Porokeratosis encompasses a diverse group of dermatoses, both acquired and genetic, marked by a keratinization disorder. Porokeratosis of Mibelli (PKM) presents as solitary plaques or multiple papules/macules with central atrophy and raised hyperkeratotic borders. Here, we present a case of giant porokeratosis (GPK), a rare form often considered a morphological variant of PKM, with unique clinical and histopathological aspects. Our case involves a 29-year-old patient with a 15 × 10 cm irregular plaque on the dorsal aspect of the right hand. The patient was previously prescribed various topical treatments (retinoids, calcineurin inhibitors, and combinations of corticosteroids with vitamin D3 analogs) and systemic retinoids without improvement before presenting to our department. Due to the high risk of neoplastic transformation and the unavailability of imiquimod, the patient was recommended topical 5-fluorouracil treatment.

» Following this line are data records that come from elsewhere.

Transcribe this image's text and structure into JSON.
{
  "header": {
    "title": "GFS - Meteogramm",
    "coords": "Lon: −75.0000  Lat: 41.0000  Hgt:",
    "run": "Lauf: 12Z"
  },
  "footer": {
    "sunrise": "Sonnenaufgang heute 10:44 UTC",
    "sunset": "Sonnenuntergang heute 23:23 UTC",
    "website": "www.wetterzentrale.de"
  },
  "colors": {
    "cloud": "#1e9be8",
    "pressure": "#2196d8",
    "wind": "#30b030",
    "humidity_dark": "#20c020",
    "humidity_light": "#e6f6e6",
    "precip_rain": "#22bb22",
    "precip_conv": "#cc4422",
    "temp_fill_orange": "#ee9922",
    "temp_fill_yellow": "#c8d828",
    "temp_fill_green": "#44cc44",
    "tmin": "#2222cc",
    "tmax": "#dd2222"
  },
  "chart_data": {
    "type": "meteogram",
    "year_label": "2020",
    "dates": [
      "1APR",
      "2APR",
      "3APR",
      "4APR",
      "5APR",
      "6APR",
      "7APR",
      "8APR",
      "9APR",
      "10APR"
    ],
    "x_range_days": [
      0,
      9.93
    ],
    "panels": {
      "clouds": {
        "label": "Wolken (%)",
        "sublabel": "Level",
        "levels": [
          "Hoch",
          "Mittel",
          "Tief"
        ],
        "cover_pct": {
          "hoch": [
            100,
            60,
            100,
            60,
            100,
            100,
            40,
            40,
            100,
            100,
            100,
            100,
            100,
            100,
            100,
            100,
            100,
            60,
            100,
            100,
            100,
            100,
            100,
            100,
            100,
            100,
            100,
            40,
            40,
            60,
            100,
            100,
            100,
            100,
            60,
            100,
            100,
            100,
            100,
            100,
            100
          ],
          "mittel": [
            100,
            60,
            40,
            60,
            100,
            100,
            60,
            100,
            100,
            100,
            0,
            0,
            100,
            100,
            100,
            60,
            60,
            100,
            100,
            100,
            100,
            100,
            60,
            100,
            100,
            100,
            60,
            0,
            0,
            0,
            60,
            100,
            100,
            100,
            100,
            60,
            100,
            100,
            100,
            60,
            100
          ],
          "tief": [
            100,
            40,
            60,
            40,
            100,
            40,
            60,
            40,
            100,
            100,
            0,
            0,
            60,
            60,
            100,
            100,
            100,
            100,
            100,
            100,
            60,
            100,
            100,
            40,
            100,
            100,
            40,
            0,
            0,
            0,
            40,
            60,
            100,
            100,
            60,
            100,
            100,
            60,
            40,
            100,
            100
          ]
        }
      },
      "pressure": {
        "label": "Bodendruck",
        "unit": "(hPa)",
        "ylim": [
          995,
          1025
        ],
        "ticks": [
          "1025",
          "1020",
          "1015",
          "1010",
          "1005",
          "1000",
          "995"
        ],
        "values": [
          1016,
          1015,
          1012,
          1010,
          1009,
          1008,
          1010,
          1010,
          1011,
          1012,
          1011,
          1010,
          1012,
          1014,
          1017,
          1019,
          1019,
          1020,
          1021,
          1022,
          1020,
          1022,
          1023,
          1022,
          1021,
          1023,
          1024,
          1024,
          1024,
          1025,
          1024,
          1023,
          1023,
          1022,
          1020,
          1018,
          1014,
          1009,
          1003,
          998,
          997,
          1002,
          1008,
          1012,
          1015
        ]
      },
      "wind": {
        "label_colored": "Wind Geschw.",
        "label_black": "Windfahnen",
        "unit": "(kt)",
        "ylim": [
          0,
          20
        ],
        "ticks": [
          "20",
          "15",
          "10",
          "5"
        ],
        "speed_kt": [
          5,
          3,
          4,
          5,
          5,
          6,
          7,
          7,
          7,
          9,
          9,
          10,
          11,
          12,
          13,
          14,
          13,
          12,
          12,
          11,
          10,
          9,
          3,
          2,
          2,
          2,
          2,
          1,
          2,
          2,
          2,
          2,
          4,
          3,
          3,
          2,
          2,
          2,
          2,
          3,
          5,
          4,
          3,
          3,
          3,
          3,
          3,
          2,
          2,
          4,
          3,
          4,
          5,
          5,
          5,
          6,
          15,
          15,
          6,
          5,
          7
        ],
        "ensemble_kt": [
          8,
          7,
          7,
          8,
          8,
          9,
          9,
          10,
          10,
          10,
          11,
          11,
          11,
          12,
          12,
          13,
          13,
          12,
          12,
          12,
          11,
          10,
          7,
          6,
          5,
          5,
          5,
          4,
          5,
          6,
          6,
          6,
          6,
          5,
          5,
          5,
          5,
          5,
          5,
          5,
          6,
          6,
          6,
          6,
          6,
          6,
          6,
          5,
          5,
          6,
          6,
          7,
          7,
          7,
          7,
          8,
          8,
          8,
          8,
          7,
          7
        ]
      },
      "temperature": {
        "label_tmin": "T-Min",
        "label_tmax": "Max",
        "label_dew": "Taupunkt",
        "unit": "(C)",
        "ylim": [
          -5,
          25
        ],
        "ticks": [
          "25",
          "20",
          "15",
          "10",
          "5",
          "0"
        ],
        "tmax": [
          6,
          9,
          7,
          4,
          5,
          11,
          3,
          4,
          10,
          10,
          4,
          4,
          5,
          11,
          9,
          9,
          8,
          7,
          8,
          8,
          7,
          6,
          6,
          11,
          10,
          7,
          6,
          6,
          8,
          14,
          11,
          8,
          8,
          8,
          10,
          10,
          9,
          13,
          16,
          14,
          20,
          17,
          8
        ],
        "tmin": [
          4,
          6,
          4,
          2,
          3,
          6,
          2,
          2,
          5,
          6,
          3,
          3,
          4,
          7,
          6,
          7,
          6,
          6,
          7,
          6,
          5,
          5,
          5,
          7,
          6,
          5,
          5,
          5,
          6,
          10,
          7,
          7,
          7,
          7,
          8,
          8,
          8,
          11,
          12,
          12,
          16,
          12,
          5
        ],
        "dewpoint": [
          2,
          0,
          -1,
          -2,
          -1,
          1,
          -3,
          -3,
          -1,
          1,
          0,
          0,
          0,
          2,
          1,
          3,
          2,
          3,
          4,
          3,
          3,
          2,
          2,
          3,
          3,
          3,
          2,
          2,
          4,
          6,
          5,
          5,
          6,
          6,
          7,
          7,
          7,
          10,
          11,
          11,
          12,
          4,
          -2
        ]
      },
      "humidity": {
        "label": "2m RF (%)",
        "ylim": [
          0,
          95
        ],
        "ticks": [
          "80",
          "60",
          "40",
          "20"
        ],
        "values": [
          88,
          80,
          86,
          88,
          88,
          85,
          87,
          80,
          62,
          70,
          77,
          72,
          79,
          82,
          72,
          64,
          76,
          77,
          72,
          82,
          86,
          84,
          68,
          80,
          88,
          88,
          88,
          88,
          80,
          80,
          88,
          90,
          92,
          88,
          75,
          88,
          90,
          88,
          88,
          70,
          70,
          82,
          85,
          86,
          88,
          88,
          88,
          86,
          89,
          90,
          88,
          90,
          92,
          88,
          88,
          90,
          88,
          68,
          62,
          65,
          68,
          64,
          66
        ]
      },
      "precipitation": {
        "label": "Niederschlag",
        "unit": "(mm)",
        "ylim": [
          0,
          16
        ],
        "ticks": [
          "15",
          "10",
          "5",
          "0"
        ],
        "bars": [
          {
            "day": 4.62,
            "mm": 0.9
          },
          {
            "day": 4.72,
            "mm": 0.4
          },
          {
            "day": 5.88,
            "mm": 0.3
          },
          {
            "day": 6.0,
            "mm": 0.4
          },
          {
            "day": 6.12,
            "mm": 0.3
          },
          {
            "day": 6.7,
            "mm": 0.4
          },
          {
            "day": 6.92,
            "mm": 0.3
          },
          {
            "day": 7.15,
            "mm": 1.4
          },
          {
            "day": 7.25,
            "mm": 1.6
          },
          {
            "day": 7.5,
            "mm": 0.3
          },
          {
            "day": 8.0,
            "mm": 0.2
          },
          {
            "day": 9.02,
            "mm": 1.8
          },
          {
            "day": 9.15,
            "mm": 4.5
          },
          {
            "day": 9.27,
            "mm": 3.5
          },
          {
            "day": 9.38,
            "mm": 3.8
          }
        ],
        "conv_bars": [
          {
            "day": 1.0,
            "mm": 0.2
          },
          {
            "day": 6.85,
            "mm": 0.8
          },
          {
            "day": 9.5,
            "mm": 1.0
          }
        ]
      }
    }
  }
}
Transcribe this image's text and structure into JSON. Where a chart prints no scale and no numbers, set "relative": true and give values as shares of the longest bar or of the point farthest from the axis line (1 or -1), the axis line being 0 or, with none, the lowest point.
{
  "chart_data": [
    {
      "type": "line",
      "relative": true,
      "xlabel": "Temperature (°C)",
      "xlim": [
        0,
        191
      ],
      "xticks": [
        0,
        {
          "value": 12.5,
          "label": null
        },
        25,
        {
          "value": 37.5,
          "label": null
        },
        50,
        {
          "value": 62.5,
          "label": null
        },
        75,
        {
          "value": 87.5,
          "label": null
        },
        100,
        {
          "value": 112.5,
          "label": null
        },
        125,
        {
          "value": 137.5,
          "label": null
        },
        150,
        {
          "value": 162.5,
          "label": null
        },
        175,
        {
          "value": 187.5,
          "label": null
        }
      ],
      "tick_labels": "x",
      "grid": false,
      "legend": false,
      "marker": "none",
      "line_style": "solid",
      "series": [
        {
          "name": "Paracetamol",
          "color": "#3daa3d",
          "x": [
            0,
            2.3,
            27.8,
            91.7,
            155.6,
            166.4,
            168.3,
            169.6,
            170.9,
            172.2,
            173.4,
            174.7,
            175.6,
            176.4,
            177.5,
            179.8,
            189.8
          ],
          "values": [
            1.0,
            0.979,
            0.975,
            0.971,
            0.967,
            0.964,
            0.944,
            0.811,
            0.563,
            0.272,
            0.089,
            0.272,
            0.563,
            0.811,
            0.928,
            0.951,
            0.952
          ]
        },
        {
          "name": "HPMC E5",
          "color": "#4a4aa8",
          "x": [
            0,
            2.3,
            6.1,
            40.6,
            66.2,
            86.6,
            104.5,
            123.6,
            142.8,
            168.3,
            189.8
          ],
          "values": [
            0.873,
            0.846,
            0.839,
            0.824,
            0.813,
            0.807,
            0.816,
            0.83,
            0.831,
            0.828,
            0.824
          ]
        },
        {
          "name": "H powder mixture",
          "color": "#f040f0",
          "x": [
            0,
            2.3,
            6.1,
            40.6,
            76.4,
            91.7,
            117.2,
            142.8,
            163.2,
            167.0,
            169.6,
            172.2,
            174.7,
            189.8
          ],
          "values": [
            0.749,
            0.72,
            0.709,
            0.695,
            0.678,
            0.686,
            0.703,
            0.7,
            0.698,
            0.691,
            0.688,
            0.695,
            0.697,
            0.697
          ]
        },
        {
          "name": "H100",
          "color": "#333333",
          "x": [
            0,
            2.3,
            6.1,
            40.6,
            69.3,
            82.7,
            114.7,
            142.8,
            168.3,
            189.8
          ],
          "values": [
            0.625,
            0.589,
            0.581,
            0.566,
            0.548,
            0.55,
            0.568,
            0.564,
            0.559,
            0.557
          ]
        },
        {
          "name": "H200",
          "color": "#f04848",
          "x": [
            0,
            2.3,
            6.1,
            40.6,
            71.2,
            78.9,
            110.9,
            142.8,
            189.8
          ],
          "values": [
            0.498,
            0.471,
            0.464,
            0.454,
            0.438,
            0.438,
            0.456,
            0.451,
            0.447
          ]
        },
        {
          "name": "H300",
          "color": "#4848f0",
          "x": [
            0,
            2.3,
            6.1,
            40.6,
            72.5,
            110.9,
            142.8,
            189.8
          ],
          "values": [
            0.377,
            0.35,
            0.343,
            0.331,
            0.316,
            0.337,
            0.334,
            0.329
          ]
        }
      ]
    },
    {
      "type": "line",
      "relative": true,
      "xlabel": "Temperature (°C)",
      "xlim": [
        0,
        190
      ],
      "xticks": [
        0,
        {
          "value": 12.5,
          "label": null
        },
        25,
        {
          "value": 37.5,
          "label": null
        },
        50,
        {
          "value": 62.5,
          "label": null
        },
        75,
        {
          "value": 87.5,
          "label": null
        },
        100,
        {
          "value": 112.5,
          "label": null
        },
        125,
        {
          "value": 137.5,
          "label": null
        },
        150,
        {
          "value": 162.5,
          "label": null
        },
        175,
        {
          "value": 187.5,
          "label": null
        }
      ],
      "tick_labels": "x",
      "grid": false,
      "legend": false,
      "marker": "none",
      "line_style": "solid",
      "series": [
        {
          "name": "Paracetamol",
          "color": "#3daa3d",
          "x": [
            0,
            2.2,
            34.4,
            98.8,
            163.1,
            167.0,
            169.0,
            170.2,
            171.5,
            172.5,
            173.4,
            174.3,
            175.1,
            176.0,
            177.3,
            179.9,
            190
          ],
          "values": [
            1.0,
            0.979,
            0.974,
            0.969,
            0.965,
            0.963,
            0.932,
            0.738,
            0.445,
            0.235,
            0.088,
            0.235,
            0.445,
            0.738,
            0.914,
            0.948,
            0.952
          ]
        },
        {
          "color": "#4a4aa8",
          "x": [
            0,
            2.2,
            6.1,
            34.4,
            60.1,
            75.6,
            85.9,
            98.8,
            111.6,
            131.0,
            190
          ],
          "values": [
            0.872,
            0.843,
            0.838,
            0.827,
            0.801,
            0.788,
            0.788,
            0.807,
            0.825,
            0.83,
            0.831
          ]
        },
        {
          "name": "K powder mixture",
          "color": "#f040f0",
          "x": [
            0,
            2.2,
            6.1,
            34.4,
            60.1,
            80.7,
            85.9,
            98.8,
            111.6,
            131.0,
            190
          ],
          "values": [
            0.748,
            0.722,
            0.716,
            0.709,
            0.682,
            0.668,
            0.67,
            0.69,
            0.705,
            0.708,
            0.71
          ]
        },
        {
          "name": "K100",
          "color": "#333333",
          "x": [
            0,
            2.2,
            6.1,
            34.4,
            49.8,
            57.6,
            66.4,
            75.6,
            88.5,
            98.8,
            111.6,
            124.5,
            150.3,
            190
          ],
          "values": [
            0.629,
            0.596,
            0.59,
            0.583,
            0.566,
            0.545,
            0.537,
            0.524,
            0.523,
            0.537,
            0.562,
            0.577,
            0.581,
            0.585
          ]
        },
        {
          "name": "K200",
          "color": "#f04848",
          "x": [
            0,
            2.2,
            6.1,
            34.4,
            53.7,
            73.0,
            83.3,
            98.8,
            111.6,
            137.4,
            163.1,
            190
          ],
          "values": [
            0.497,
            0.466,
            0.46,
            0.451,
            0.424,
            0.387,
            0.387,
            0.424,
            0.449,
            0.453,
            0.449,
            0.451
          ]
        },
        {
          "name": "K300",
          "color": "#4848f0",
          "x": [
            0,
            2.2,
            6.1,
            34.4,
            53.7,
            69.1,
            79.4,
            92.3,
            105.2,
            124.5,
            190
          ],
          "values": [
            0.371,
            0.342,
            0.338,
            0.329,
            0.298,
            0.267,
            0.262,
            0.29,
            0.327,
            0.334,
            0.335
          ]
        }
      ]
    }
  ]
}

The trajectory of the lesion under treatment revealed a favorable evolution, and the patient was subjected to regular monitoring every three months to assess the ongoing progress. Recognizing GPK as a high-risk variant is crucial for dermatologists, and it requires a personalized approach. Regular monitoring is advised to detect potential malignant transformations promptly. Future research holds promise for diagnostic advancements, refined treatment modalities, and a deeper understanding of the molecular mechanisms underlying malignancy in porokeratosis.